La Fonte des glaces(Grasset, 2000)

Virgile s'était heurté de plein fouet au pouvoir politique de son époque, jusqu'à en mourir. D'autres écrivains, à une période plus récente, dans le Moscou des années trente, ont touché le fond de la souffrance et du désespoir, précisément à cause de leur statut d'écrivain. Cet abandon par tous, cette façon d’être rejeté hors de la sphère sociale (Cf. « Lettre du Kurdistan »), ainsi que cet enfermement dans un système totalitaire que j'ai imaginé, comme chez Kafka, propice au développement d'une écriture de type autistique, prend sa source dans plusieurs nouvelles clairement identifiables: "Le Journal d'Ivan Viatchevik" (La Tache aveugle), "Le Droit à la virgule" et "La Faute" (Voyage au pays des bords du gouffre), sans oublier "Le Ciel à travers la lucarne" (paru en revue). Cette dernière m'avait d'ailleurs été inspirée par un refus qui m'avait été opposé un temps, chez Denoël, touchant la publication de Désert physique. Le refus d’un manuscrit provoque un véritable effet de suffocation, vous condamne à une sorte de relégation où vous découvrez que tous les ponts qui vous rattachaient à la vie sont coupés. Soudain, vous vous retrouvez enfermé en vous-même, sans plus savoir comment sortir, comme si l'œuvre avait déjà commencé de pourrir à l'intérieur de vous.

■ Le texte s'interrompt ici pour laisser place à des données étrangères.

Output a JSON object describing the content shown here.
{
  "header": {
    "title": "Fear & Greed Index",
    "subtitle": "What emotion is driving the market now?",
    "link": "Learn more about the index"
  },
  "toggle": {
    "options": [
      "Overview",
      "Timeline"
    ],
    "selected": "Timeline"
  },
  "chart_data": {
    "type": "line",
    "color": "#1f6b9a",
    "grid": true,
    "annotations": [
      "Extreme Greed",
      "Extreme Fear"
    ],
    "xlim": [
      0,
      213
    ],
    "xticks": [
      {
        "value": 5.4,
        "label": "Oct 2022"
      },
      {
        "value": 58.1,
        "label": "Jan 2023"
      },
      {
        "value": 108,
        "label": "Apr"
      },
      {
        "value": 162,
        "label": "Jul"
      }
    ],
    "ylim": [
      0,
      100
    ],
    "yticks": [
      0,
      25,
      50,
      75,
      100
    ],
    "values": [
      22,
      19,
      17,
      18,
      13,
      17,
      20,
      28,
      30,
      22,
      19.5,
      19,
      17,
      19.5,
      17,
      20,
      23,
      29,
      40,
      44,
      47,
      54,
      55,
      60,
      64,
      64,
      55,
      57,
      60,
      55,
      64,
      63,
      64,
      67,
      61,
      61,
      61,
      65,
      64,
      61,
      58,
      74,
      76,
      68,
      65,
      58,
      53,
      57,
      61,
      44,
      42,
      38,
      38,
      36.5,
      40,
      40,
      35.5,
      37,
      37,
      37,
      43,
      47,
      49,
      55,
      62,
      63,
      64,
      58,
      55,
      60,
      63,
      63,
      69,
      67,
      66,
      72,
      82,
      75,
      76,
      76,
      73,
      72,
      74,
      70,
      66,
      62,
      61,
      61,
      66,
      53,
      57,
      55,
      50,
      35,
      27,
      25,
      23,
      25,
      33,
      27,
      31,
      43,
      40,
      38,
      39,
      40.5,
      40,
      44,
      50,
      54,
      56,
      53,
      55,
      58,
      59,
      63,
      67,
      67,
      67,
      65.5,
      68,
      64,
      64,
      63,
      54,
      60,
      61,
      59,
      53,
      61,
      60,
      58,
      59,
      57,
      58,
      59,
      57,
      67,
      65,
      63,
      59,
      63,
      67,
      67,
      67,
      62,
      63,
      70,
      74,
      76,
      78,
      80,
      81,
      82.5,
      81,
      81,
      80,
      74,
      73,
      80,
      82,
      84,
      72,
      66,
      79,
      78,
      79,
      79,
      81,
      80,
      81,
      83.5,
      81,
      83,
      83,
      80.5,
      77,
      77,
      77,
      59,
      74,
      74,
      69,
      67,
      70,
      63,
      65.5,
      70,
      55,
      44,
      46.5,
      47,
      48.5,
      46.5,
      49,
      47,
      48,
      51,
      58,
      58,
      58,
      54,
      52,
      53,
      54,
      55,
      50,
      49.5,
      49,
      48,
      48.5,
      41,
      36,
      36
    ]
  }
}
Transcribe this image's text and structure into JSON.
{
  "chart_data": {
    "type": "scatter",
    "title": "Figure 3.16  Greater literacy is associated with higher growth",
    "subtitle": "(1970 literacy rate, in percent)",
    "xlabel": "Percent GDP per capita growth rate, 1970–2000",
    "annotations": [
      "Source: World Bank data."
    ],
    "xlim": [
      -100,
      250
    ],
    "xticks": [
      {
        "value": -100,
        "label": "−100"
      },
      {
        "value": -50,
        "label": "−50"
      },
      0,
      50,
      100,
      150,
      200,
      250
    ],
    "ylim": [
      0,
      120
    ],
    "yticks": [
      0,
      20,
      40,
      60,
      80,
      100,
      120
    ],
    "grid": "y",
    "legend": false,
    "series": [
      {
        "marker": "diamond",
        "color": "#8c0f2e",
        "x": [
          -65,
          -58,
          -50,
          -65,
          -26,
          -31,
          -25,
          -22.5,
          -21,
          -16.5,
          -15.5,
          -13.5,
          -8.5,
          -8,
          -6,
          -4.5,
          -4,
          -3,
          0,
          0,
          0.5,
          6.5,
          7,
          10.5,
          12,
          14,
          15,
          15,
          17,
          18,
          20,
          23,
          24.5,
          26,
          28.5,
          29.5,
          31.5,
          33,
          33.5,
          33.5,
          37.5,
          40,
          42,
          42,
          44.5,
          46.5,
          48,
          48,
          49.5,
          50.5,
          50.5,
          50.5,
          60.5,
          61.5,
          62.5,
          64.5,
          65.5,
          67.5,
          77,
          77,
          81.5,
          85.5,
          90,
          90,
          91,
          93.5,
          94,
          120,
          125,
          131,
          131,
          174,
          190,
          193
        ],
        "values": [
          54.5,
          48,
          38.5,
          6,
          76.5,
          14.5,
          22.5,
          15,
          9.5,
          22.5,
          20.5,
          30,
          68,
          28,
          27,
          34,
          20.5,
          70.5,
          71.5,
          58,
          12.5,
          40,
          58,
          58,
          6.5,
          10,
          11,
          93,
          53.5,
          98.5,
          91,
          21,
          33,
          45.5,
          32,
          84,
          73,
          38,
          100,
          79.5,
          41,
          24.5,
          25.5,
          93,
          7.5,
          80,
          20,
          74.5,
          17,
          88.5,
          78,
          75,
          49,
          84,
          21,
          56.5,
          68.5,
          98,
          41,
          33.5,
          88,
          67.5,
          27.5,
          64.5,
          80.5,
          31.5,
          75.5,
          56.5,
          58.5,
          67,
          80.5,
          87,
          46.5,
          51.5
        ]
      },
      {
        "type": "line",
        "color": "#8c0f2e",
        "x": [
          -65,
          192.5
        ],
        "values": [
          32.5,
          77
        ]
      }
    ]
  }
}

C'est cette impression de réclusion que j'ai voulu restituer dans La Fonte des glaces. Un des derniers voyages d'écrivains, à la mode soviétique, organisé quatre ans après l'arrivée de Gorbatchev au pouvoir (1989), m'avait fourni le prétexte à écrire ce grand roman russe auquel je rêvais depuis longtemps. La lecture de La Mitrailleuse d'argile de Victor Pelevine est venue entre-temps modifier le projet de départ. La Fonte des glaces, qui s’inspire d'une intrigue amoureuse à caractère autobiographique, dont certains éléments avaient déjà été esquissés dans Auguste fulminant, met en scène un écrivain pris au piège d'une souricière politique, sociale et quasi métaphysique, à laquelle il n'existe pas d'issue. Etre contraint de rédiger son autobiographie fictive, en s'accusant de tous les maux et avec suffisamment de conviction, à seule fin de persuader ses juges de mettre un terme à vos tortures en signant votre arrêt de mort, terrible fonction que celle qui est alors assignée à la littérature ! Le dernier chapitre de Une aventure sentimentale, où il apparaît qu'une relation trop exclusive à l'écriture développe quelque chose de mortifère, avait déjà amorcé cette hypothèse. Dans La Fonte des glaces, tout le tragique de l'argument relève donc de ce principe : écrire pour se faire mettre à mort.